A weekend at Disneyland. The happiest, weirdest place on earth.

“Disneyland will never be completed. It will continue to grow as long as there is imagination left in the world”. Imagination remains, but the world as Walt knew it then— as a purely physical experience — has changed. The walled garden of Disneyland was once one of the only ways to step out of reality and into fantasy. Today it’s one of many. If it’s a rather large, multi-faceted world after all, where does Disneyland fit?

Camilla Petty
A strategist’s recipe book
4 min readMar 16, 2016

--

I wasn’t allowed Disney as a child. My overtly leftie parents raised me, instead, on a diet of 1940’s musicals and a couple of VHS tapes of The Muppet Show. Rachel Mercer (rachelmercer), on the other hand, was a frequent “imagineer” at the happiest place on earth, watching all the films and visiting the parks across America. So, our planned descension on Disneyland Paris last week was nothing if not ultimate proof that strategists are born, not made.

If Cuba is brand free (for now), Disneyland is brand everything. All logo, all vision, all mission, all the time. In song. From the moment you step through the gates, no detail is overlooked, nor sales opportunity missed. After 36 hours in deep immersion (including two nights in the ‘palace’, fifteen rides across both parks, and one “dinner and show” with Micky, Minnie and some rather un-PC cowboys and ‘indians’) I was left totally overstimulated, but fundamentally impressed.

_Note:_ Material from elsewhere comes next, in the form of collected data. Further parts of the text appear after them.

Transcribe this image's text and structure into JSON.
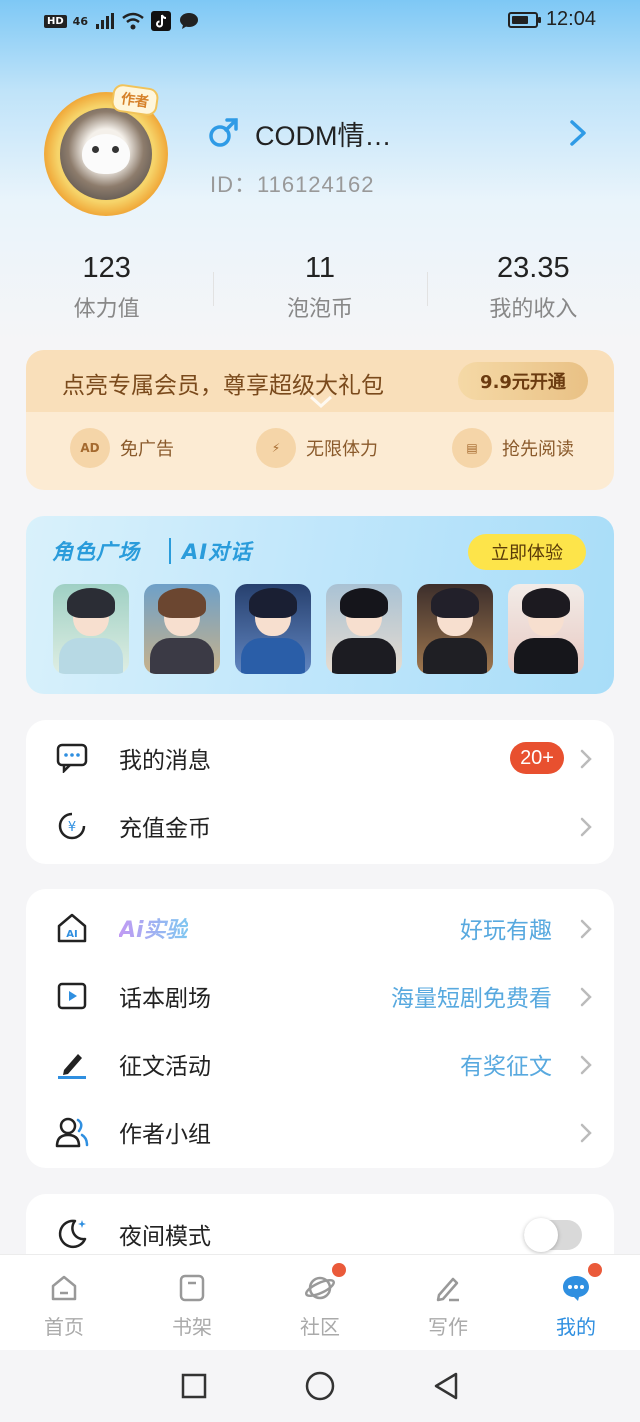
{
  "status_bar": {
    "network_badge": "HD",
    "signal_label": "46",
    "time": "12:04",
    "icons": [
      "signal-icon",
      "wifi-icon",
      "tiktok-icon",
      "chat-icon",
      "battery-icon"
    ]
  },
  "profile": {
    "avatar_badge": "作者",
    "gender_icon": "male-icon",
    "username": "CODM情…",
    "user_id": "ID：116124162"
  },
  "stats": [
    {
      "value": "123",
      "label": "体力值"
    },
    {
      "value": "11",
      "label": "泡泡币"
    },
    {
      "value": "23.35",
      "label": "我的收入"
    }
  ],
  "vip": {
    "title": "点亮专属会员，尊享超级大礼包",
    "button": "9.9元开通",
    "perks": [
      {
        "icon": "ad-icon",
        "icon_text": "AD",
        "label": "免广告"
      },
      {
        "icon": "lightning-icon",
        "icon_text": "⚡",
        "label": "无限体力"
      },
      {
        "icon": "book-icon",
        "icon_text": "▤",
        "label": "抢先阅读"
      }
    ]
  },
  "ai_banner": {
    "title_left": "角色广场",
    "title_right": "AI对话",
    "button": "立即体验",
    "colors": {
      "title": "#2a9cdb",
      "button_bg": "#fde44a"
    }
  },
  "menu_group_1": [
    {
      "icon": "message-icon",
      "label": "我的消息",
      "badge": "20+"
    },
    {
      "icon": "coin-icon",
      "label": "充值金币"
    }
  ],
  "menu_group_2": [
    {
      "icon": "ai-home-icon",
      "label": "Ai实验",
      "hint": "好玩有趣"
    },
    {
      "icon": "play-icon",
      "label": "话本剧场",
      "hint": "海量短剧免费看"
    },
    {
      "icon": "pen-icon",
      "label": "征文活动",
      "hint": "有奖征文"
    },
    {
      "icon": "group-icon",
      "label": "作者小组"
    }
  ],
  "menu_group_3": [
    {
      "icon": "moon-icon",
      "label": "夜间模式",
      "toggle_on": false
    }
  ],
  "tab_bar": [
    {
      "icon": "home-icon",
      "label": "首页",
      "active": false,
      "dot": false
    },
    {
      "icon": "bookshelf-icon",
      "label": "书架",
      "active": false,
      "dot": false
    },
    {
      "icon": "planet-icon",
      "label": "社区",
      "active": false,
      "dot": true
    },
    {
      "icon": "write-icon",
      "label": "写作",
      "active": false,
      "dot": false
    },
    {
      "icon": "mine-icon",
      "label": "我的",
      "active": true,
      "dot": true
    }
  ],
  "colors": {
    "accent": "#2f8fe0",
    "hint": "#58a9df",
    "badge": "#e8502f",
    "vip_text": "#7a4a1c"
  }
}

Disney win in three areas: Consistency, storytelling, and democracy. Starting with the former, Disney are the absolute, borderline OCD, king of brand consistency across touchpoints. If they can put a pair of mouse ears on it and sprinkle it with magic fairy dust, they will. From bathroom toiletries and carpet patterns, to doughnuts, weddings, apps, and cruises, what Disney lacks in subtlety, it more than makes up for in enthusiasm. This is a brand you don’t just experience, you live. Secondly, we’ve got to give them storytelling. Apart from the obvious (the films and animations that underpin the whole thing), Disney tell stories with architecture (palaces, olde timey saloons, and Bibbidy Bobbidy Boutiques) and people (even non-characters such as park staff were in full, smiley Disney mode). Again, it’s impossible not to fall into it all and believe.

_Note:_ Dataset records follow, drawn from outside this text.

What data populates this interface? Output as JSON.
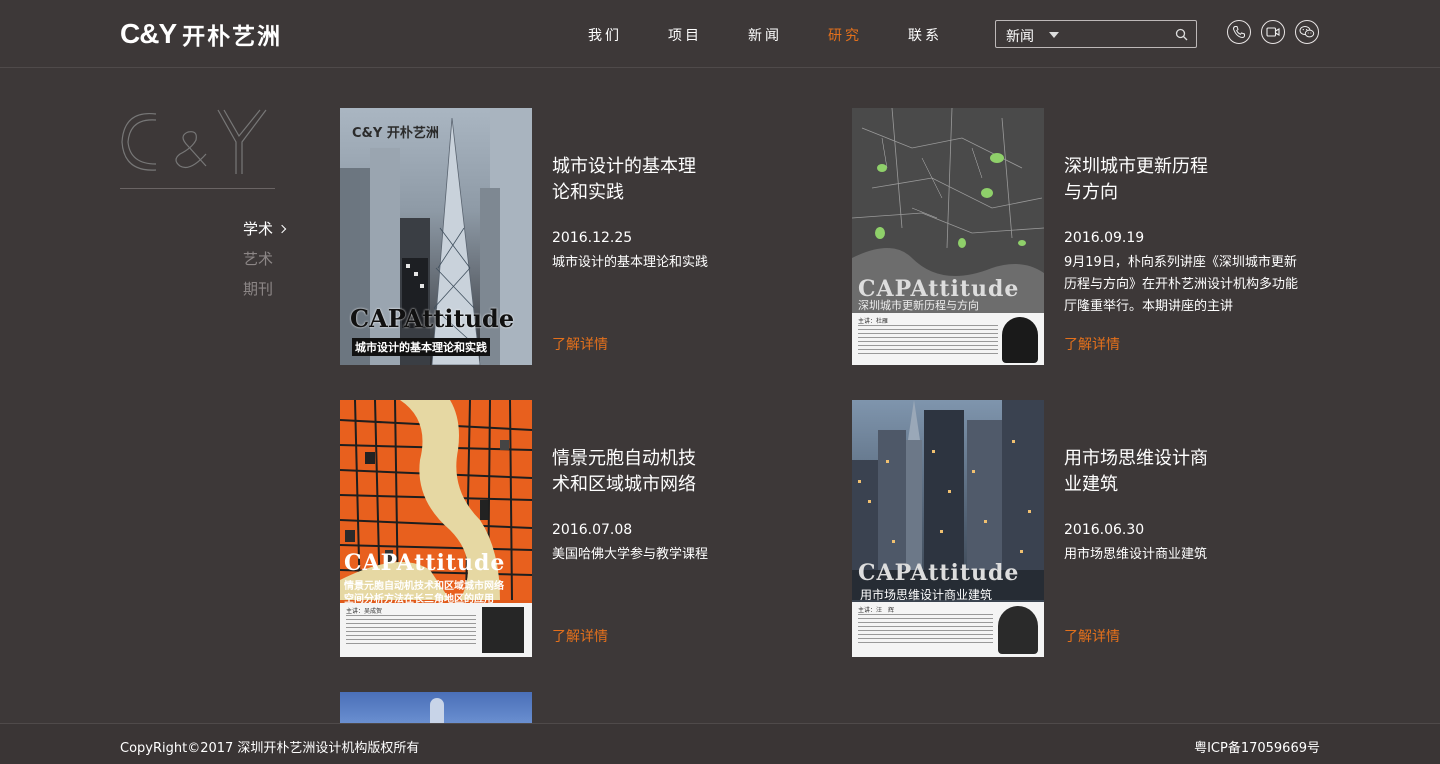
{
  "header": {
    "logo_mark": "C&Y",
    "logo_cn": "开朴艺洲",
    "nav": [
      {
        "label": "我们",
        "active": false
      },
      {
        "label": "项目",
        "active": false
      },
      {
        "label": "新闻",
        "active": false
      },
      {
        "label": "研究",
        "active": true
      },
      {
        "label": "联系",
        "active": false
      }
    ],
    "search": {
      "selected": "新闻",
      "icon": "search-icon"
    },
    "icons": [
      "phone-icon",
      "video-icon",
      "wechat-icon"
    ],
    "accent_color": "#e3701c"
  },
  "sidebar": {
    "items": [
      {
        "label": "学术",
        "active": true
      },
      {
        "label": "艺术",
        "active": false
      },
      {
        "label": "期刊",
        "active": false
      }
    ]
  },
  "cards": [
    {
      "title_line1": "城市设计的基本理",
      "title_line2": "论和实践",
      "date": "2016.12.25",
      "desc": "城市设计的基本理论和实践",
      "more": "了解详情",
      "poster_brand": "C&Y 开朴艺洲",
      "poster_title": "CAPAttitude",
      "poster_subtitle": "城市设计的基本理论和实践"
    },
    {
      "title_line1": "深圳城市更新历程",
      "title_line2": "与方向",
      "date": "2016.09.19",
      "desc": "9月19日，朴向系列讲座《深圳城市更新历程与方向》在开朴艺洲设计机构多功能厅隆重举行。本期讲座的主讲",
      "more": "了解详情",
      "poster_title": "CAPAttitude",
      "poster_subtitle": "深圳城市更新历程与方向",
      "poster_speaker": "主讲：杜雁"
    },
    {
      "title_line1": "情景元胞自动机技",
      "title_line2": "术和区域城市网络",
      "date": "2016.07.08",
      "desc": "美国哈佛大学参与教学课程",
      "more": "了解详情",
      "poster_title": "CAPAttitude",
      "poster_subtitle": "情景元胞自动机技术和区域城市网络",
      "poster_subtitle2": "空间分析方法在长三角地区的应用",
      "poster_speaker": "主讲：吴成贺"
    },
    {
      "title_line1": "用市场思维设计商",
      "title_line2": "业建筑",
      "date": "2016.06.30",
      "desc": "用市场思维设计商业建筑",
      "more": "了解详情",
      "poster_title": "CAPAttitude",
      "poster_subtitle": "用市场思维设计商业建筑",
      "poster_speaker": "主讲：汪　辉"
    }
  ],
  "footer": {
    "copyright": "CopyRight©2017 深圳开朴艺洲设计机构版权所有",
    "icp": "粤ICP备17059669号"
  }
}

Lastly, and the most surprising to me, was the democracy going on at Disneyland. Rachel told me that Walt Disney (for all his anti-semitism and racism), wanted Disneyland to be for everyone. Noone gets priority, everyone gets to be a Princess (or Prince). And it was. All ages, races, abilities, and backgrounds were there. I saw cute teens on dates, posh grandparents in furs, and vast, multi-generational families all queueing calmly for rides. And we were there too — pals looking for a bit of respite from the city grind. Disney means something to everyone and is loved. Kids love it for what it is today, and everyone else loves it for what it was to them as kids. Even I cling on to the happy memory of sneaking in a full watch of Aladdin at a friend’s house. Disneyland is where all those memories and happy thoughts come to life and are renewed. How many brands deliver that?!

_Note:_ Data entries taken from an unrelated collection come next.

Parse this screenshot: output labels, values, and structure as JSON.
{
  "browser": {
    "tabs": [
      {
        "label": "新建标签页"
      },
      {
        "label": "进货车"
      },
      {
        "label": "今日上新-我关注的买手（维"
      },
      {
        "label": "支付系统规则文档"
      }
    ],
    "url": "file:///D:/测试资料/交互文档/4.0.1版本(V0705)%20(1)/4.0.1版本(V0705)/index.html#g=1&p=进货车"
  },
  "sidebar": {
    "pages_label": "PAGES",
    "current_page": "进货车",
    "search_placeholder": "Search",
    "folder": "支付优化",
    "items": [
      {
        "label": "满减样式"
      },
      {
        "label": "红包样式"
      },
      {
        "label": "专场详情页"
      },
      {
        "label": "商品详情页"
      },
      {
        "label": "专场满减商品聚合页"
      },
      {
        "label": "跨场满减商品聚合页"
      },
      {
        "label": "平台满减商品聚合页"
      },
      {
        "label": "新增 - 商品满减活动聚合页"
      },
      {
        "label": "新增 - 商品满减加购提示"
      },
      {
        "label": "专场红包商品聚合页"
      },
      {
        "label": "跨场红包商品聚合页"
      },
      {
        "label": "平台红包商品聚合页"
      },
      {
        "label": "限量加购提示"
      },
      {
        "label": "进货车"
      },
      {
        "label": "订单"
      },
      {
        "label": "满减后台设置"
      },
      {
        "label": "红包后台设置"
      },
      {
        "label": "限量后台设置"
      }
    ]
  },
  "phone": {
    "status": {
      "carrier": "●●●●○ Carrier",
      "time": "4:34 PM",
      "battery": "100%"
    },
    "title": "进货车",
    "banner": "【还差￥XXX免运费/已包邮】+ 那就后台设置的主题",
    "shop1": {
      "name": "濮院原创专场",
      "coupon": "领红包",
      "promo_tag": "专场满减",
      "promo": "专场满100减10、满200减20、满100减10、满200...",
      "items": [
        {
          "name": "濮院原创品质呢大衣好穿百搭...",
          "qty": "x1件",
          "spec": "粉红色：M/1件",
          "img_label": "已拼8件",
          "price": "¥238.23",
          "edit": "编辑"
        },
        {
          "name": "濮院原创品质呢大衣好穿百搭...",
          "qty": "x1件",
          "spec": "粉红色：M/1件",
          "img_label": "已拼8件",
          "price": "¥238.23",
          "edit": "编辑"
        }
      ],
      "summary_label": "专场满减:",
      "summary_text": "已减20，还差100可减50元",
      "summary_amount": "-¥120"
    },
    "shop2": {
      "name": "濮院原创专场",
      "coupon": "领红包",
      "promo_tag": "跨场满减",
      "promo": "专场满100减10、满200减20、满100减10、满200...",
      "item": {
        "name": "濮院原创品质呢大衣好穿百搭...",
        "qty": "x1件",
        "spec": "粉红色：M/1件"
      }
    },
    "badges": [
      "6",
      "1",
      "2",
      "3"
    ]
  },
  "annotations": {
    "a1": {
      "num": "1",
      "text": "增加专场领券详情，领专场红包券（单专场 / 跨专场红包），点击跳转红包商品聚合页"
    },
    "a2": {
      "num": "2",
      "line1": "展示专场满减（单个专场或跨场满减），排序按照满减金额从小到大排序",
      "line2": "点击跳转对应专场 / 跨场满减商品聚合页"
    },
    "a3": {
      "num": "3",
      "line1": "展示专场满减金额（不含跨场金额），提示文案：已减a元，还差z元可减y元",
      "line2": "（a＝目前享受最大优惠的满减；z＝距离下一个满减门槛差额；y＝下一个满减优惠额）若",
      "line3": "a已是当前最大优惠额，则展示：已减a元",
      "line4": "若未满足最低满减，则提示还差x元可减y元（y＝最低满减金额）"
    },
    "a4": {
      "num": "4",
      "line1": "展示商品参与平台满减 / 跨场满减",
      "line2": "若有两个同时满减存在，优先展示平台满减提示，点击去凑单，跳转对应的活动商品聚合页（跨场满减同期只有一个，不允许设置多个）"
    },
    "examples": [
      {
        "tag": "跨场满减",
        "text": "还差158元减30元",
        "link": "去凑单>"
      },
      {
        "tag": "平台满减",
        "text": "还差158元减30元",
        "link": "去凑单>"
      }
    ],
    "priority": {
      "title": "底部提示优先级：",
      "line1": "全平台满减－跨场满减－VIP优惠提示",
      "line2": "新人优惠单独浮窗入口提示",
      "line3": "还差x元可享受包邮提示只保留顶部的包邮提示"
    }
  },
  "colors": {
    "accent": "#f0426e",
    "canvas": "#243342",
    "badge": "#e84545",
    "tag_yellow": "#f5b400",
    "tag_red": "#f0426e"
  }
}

But I saw a crack. Not Tigger with his head off, but a small innocent child. This child sat between her parents in the front seat of the Pirates of the Caribbean ride. While her parents looked around and pointed at things, she was looking at an iPhone. Transfixed by the screen, this little girl was in a magic, fantasy land of her own. Disney had faded into the background — just another emission from the dull, physical world to tune out in favour of a digital one. And then I wondered about another crack. Maybe this girl didn’t want to be a Princess? Maybe her parents would raise her to be powerful and independent, so she’d want to be a President or a physician. Maybe she’d imagineer about engineering. As animatronics danced, and lights dazzled me, I realised I was in an ancient land. This was a land imploding beneath its own promise — a lack of imagination about imagination itself.

If you invented Disneyland today, I don’t think it would be what I found in France last week. With “the happiest place on earth” as a brief, and a target audience of today’s Gen Z’s and their families, you’re not going to arrive at 3 hour queues, explicit commercialism, unhealthy eating options and gendered stereotypes. Magic today lives in cutting-edge technology (like VR and AI), unexpected moments of delight (like Punchdrunk’s immersive theatre), and totally unique and personalised experiences (like Lost my Name and SoulCycle). There is limitless imagination left in the world, it’s just not at Disneyland. It’s time for them to go back to the bare necessities. It’s time to see an elephant fly.